Czy rzeczywiście Tusk zmienił zdanie i przyznał, że CPK w „pewnej zmienionej wersji” może być?
Uważam, że Tusk nie ma zamiaru kontynuować tego przedsięwzięcia, jednak zrozumiał, że w jego interesie nie jest teraz mówić twardo NIE. Nie może także zbyt otwarcie pokazywać swojej niechęci do CPK. Dlatego chce ostateczną odmowę odłożyć i zyskać czas na budowanie czarnego PR dla inwestycji w Baranowie. Sądzę również, że wymieni pełnomocnika rządu ds. CPK Macieja Laska, ponieważ nieudolność i brak kompetencji tego ministra obciąża Tuska, a w tej sytuacji potrzebny jest na tym stanowisku „bardziej giętki gracz”.
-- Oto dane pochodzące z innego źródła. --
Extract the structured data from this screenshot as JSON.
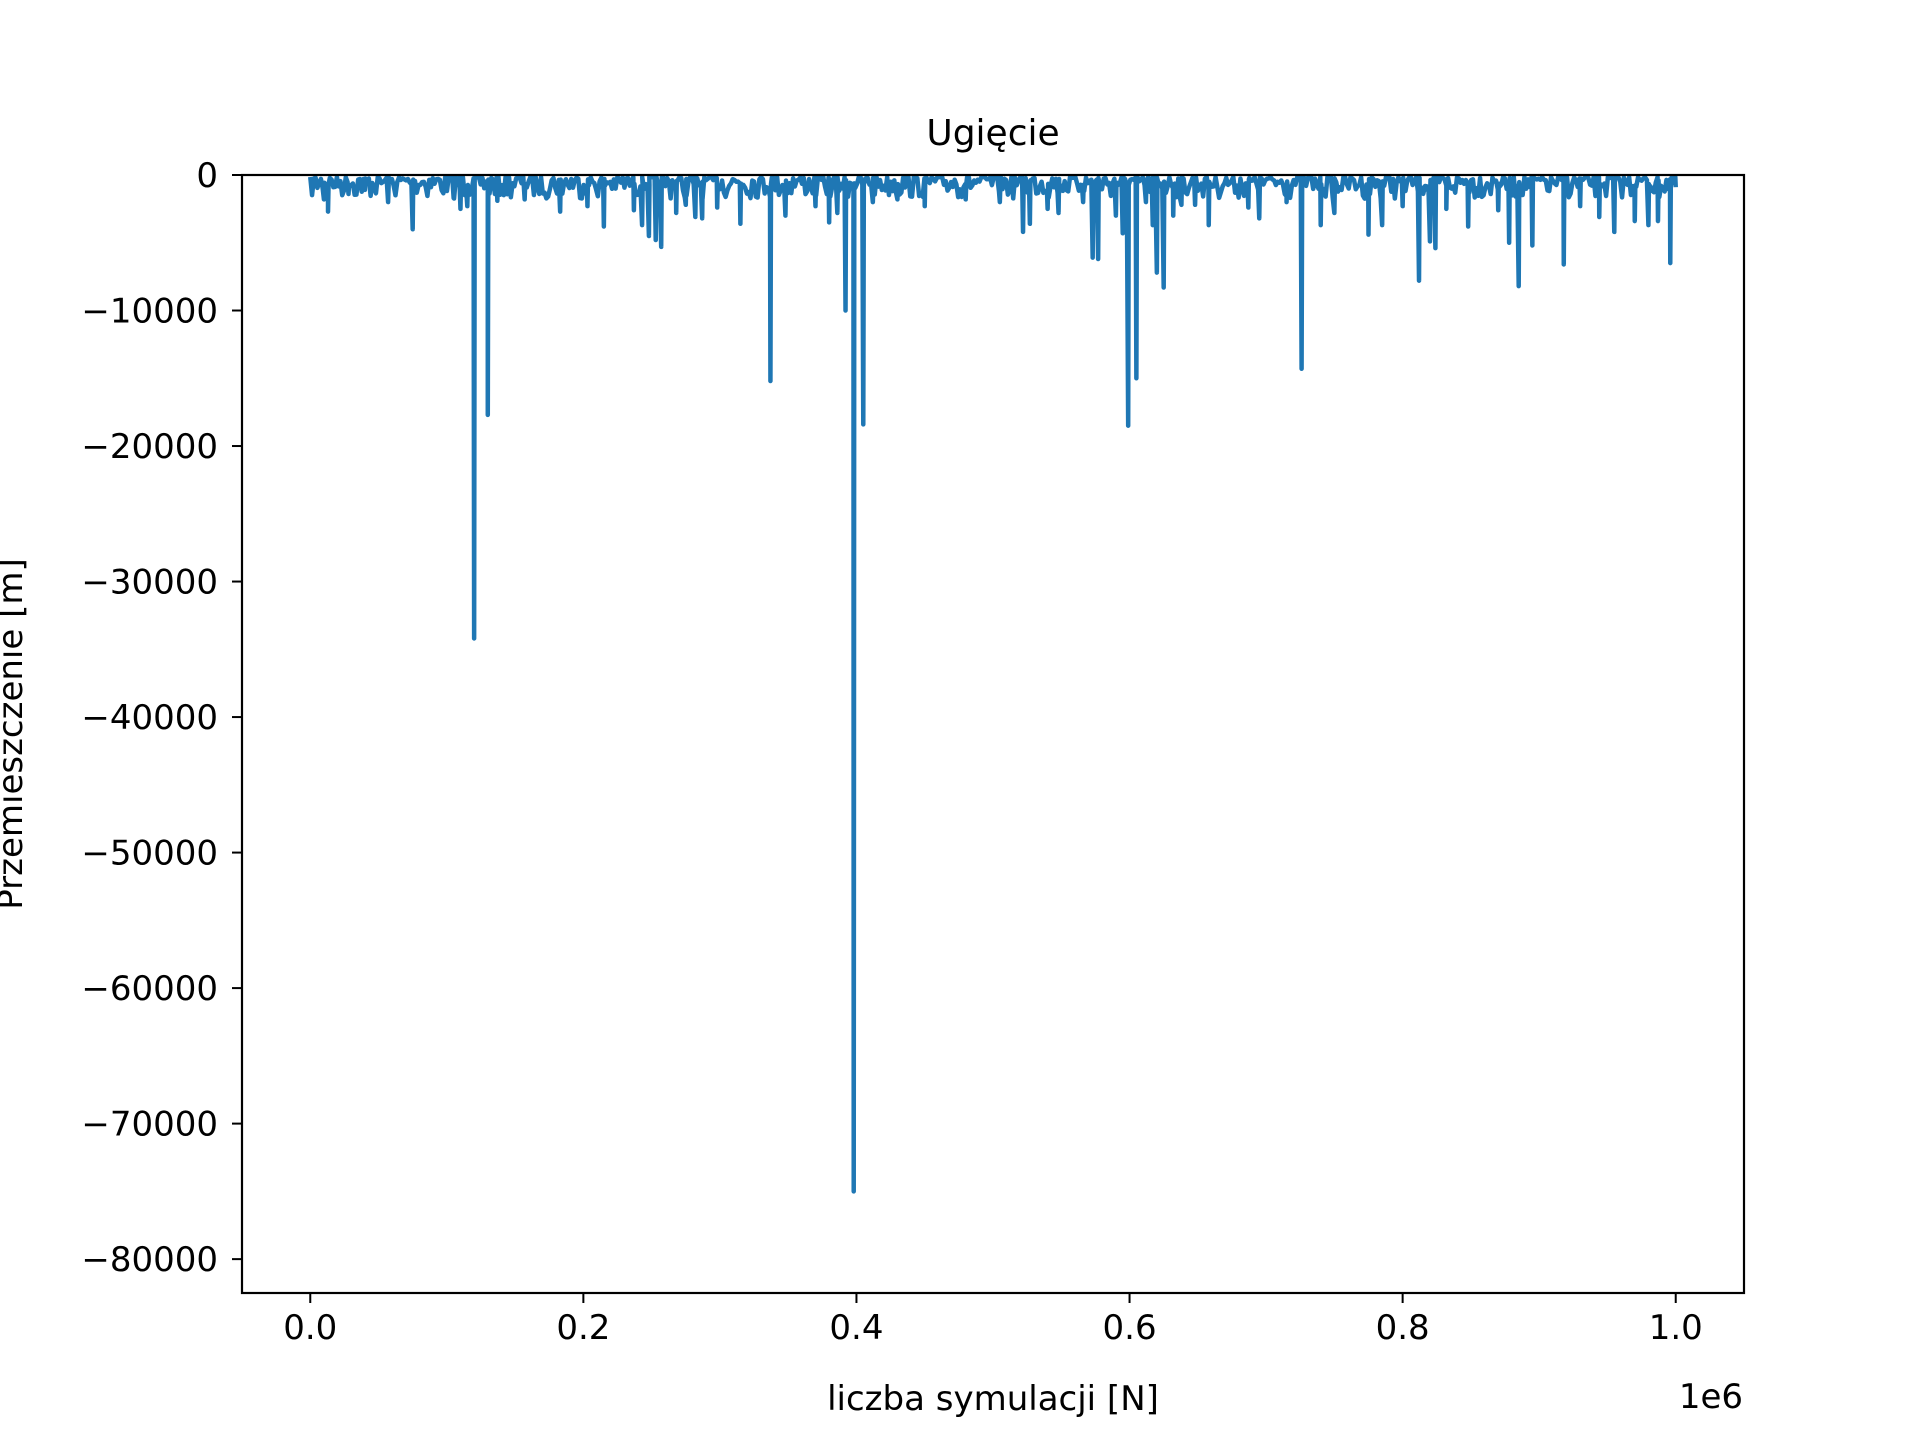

Tusk do swojej polityki używa nie tylko prostego i bezczelnego kłamstwa. Lubi budować skojarzenia i pojęcia, które w oderwaniu od kontekstu mogą mieć neutralne znaczenie, a nawet służyć do normalnej komunikacji. Jednak w kontekście, w którym są wypowiadane – jasno pokazują złą wolę i cynizm. Jego „policzmy szable”, które znamy z filmu „Nocna zmiana” ukazującego kulisy odwołania rządu Jana Olszewskiego, czy ostatnie „będziemy działać zgodnie z prawem, tak jak my je rozumiemy” bez ogródek pokazują intencje. Adresatami tych słów są ośmiogwiazdkowcy, twardy elektorat, który musi być karmiony pojęciami pozwalającymi mu zrozumieć zwroty akcji i przewrotność rządzących. Na przykład w sprawie obrony Konstytucji, niezawisłości sędziów i prokuratorów, policyjnych włamań do instytucji państwowych, aresztowania księży, tortur wobec uwiezionych z powodów politycznych kobiet.
Przyszedł czas na poszukanie takiego pojęciowego wytrycha w stosunku do CPK. Pomocna okazała się jak zawsze czujna i usłużna „Gazeta Wyborcza”. Autor Marek Serafin znalazł klucz do ośmiogwiazdkowego rozumienia czym jest Centralny Port Komunikacyjny. Tytuł tekstu objaśnia sprawę prosto i celnie „Mit CPK jak mit smoleński”. Nie wiem czy ten tytuł wymyślił sam autor czy specjalista – redaktor z Wyborczej, ale mamy wszystko w jednym. Widmo katastrofy smoleńskiej, które dla ośmiogwiazdkowców jest kwintesencją i kamieniem założycielskim kaczyzmu, połączone w jedno z budową wielkiego portu komunikacyjnego.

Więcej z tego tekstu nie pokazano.